本誌の発行人は金子好雄。発行所住所は東京都千代田区神田神保町一ノ一四。「編輯後記」にいわく

《エロテイシズムと云つてもピンからキリまであるが、本誌は常に高尚なエロテイシズムを保つてゆきたいと考えてゐる。》《小説家が、詩人が、画家が、医学者が、そしてまた、教育者が、評論家が、それぞれの立場から性の開放を叫ぶ本誌こそ、将に本邦雑誌界の異色である。》(能瀬皎一郎)

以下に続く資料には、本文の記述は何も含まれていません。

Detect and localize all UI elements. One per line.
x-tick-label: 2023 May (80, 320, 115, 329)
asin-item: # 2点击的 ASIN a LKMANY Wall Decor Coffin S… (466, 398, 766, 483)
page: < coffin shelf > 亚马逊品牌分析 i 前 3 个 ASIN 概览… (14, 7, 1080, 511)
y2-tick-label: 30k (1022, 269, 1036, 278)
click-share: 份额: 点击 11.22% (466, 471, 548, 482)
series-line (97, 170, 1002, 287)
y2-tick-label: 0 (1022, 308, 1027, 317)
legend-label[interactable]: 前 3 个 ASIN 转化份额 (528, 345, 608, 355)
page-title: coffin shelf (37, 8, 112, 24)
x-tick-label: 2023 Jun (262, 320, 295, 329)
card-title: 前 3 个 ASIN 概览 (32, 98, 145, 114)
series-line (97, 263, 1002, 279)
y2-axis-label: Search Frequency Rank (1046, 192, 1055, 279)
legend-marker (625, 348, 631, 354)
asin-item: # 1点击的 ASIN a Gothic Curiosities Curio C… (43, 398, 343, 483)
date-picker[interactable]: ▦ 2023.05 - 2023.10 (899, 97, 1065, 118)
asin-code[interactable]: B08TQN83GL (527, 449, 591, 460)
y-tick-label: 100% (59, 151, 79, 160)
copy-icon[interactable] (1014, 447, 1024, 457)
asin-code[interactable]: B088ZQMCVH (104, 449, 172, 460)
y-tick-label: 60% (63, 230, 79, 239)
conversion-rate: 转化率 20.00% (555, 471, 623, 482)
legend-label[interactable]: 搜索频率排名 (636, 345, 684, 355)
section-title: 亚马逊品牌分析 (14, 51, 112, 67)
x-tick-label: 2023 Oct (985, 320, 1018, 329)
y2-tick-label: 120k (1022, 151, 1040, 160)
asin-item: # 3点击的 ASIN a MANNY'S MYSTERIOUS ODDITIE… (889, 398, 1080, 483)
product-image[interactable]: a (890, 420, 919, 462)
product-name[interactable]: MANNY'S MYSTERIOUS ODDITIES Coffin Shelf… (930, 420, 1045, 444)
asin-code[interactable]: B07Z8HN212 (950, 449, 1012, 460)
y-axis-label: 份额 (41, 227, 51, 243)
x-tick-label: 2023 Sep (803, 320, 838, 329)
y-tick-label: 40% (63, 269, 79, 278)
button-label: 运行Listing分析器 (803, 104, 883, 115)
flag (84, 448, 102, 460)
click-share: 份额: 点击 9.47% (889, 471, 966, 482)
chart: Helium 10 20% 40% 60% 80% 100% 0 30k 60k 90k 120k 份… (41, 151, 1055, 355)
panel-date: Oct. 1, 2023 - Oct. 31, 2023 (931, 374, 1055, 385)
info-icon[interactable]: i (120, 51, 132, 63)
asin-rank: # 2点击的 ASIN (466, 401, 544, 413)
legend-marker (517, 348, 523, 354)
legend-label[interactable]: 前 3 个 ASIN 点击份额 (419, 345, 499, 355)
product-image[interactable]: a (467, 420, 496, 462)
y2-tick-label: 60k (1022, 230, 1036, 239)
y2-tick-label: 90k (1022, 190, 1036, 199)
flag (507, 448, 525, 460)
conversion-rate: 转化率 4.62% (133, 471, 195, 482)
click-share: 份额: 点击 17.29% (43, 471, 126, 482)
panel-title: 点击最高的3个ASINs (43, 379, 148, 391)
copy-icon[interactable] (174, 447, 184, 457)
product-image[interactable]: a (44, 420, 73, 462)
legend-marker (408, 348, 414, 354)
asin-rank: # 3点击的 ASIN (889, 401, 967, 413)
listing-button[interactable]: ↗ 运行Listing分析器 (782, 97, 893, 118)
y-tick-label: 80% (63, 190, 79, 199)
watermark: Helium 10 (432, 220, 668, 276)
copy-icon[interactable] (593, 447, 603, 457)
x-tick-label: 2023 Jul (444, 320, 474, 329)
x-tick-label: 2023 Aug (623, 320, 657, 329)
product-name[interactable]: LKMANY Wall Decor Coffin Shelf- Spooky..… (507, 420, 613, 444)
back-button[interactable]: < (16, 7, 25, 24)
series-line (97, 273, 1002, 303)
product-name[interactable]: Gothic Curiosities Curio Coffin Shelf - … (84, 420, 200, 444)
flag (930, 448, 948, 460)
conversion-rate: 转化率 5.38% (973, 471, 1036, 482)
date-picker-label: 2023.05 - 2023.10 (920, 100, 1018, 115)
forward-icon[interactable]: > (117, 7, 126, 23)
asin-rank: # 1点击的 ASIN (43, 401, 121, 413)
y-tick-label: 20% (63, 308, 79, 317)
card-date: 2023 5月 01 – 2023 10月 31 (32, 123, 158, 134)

《坂口安吾の言葉を借りる訳ではないが、人間よ堕ちよ、読書子よ堕ちてゆけと叫んで止まない。男よ、女よ、堕ちてゆけ、其処に天国へ通ずる最も手近な道がある。
 絵空事ではなく、泥田の中に、「性文化」の中に、真珠を探した事がありますか……冗談じやあ無い、一体君達の目は何処に着いて居るんです。
 こう言ひ乍らも私は、貴君方の前に一つのものを示さうとして居る。》(岩波信三)

金子および能瀬については不明。岩波信三は『性知識』(風俗社)、そして『推理界』(浪速書房、一九六七年七月創刊〜七〇年七月、三十八冊)の最初の編集名義人になっている。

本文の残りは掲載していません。